Election violence occurs in a complex system of social, economic, political and security dynamics, involving a networks of relationships between a wide range of individuals and organizations. Therefore, to effectively mitigate election-related violence, practitioners must understand their position within these networks, and leverage the strengths, expertise and connections they provide.

With support from the United States Institute of Peace, we conducted research to develop a proof-of-concept in Nigeria that would demonstrate how practitioners can optimize their election mitigation efforts.
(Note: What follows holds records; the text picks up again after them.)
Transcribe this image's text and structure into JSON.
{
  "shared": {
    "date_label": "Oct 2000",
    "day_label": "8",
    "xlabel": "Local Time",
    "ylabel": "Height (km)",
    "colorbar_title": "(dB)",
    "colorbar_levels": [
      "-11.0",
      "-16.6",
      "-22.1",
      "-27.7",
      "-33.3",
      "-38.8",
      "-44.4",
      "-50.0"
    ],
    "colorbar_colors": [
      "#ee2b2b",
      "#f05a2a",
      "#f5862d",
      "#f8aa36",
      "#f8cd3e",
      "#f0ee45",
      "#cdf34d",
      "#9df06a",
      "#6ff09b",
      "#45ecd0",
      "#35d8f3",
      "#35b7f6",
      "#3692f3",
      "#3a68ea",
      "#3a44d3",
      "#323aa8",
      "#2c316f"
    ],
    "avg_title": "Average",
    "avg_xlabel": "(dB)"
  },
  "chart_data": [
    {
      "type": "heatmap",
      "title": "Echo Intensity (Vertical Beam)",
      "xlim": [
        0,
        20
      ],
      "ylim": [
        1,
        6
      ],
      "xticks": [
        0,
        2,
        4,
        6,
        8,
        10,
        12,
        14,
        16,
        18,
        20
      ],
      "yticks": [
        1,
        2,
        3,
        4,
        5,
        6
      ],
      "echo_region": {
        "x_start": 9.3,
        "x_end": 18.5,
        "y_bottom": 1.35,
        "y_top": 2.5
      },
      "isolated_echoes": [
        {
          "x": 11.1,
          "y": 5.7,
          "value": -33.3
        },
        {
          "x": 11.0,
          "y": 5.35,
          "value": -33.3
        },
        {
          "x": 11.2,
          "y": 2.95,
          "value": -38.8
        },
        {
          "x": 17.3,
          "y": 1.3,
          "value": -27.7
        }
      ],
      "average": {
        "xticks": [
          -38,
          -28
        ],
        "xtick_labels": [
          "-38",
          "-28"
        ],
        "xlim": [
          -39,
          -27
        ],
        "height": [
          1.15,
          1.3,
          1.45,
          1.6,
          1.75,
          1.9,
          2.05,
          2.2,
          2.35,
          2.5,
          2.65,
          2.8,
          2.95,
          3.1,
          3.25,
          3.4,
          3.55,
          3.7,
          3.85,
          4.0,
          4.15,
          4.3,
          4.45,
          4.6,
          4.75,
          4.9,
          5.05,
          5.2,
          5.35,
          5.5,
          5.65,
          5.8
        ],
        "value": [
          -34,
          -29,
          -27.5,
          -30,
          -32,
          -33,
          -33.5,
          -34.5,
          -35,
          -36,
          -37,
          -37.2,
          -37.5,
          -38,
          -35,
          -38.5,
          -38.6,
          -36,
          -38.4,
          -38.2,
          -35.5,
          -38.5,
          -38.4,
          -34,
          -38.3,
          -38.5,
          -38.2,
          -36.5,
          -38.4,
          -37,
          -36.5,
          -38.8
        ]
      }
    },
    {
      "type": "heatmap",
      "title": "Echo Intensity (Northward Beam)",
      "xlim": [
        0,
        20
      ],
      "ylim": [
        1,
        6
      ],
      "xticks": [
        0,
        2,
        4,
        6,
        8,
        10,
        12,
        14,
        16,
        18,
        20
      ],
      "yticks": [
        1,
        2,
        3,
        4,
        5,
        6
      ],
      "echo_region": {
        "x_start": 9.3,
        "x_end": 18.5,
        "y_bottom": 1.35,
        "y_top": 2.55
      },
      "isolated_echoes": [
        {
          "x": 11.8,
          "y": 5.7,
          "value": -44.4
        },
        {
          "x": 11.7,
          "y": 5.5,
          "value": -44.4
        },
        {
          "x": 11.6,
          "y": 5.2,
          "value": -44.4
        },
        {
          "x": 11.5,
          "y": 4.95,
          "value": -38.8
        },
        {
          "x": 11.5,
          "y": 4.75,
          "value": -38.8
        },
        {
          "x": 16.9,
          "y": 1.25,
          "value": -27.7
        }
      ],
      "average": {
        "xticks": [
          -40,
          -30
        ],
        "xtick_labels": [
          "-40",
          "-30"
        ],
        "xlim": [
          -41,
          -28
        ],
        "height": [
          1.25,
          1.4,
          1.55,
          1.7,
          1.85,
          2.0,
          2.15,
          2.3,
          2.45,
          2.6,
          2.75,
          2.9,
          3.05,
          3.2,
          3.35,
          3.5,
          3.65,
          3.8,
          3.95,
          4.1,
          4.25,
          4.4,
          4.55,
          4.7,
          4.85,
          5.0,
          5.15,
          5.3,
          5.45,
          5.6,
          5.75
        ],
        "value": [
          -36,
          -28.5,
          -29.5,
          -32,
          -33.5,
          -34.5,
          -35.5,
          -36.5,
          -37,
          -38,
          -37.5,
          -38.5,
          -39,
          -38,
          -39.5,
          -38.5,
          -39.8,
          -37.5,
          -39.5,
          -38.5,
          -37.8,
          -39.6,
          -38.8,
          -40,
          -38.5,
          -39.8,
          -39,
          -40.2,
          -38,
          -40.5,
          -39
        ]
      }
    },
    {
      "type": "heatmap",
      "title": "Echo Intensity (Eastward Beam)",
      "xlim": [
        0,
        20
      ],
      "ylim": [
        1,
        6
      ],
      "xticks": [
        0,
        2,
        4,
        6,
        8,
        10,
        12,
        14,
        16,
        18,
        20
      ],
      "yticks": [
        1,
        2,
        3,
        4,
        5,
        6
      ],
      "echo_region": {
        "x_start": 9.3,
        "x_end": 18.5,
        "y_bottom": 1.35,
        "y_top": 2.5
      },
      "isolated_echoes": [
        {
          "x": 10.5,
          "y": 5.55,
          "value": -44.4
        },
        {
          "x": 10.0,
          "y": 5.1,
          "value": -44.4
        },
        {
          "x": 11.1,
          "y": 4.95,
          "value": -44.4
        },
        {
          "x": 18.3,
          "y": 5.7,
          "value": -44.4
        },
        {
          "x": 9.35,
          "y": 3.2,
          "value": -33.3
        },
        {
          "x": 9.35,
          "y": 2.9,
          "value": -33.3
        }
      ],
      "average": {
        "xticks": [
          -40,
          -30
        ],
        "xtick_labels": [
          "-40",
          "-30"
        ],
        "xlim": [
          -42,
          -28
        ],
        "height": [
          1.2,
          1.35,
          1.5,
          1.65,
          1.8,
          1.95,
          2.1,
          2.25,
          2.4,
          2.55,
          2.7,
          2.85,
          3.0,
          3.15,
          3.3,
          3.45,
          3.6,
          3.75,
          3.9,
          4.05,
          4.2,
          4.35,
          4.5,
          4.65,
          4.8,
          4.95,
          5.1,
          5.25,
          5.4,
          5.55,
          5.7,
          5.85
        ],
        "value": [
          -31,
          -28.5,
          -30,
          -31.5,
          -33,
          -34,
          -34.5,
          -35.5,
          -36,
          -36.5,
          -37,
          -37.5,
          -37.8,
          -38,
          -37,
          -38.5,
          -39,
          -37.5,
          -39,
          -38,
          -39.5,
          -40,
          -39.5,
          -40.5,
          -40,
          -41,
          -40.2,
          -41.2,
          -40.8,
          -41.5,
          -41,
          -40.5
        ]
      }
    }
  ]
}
For example, by using innovative technology and methods such as GIS/Crisis Mapping and Stakeholder Network Analysis, practitioners can:

  1. Identify leverage points, spheres of influence, and social capital that can be tapped into for broader impact at the strategic level
  2. Increase the impact of specific peacebuilding interventions and activities by ensuring that the right combination of stakeholders are “in the room”
  3. Assess gaps in the network that can and should be filled at the broader strategic level, or the activity/intervention level

This project included quantitative analysis, key informant interviews with stakeholders in the field, as well as applied learning so that networks in Nigeria can use the findings for better early warning and preventative response. Best practices and lessons learned were applied in the field for the prevention of Gubernatorial election violence in Bayelsa, Ondo, and Edo States.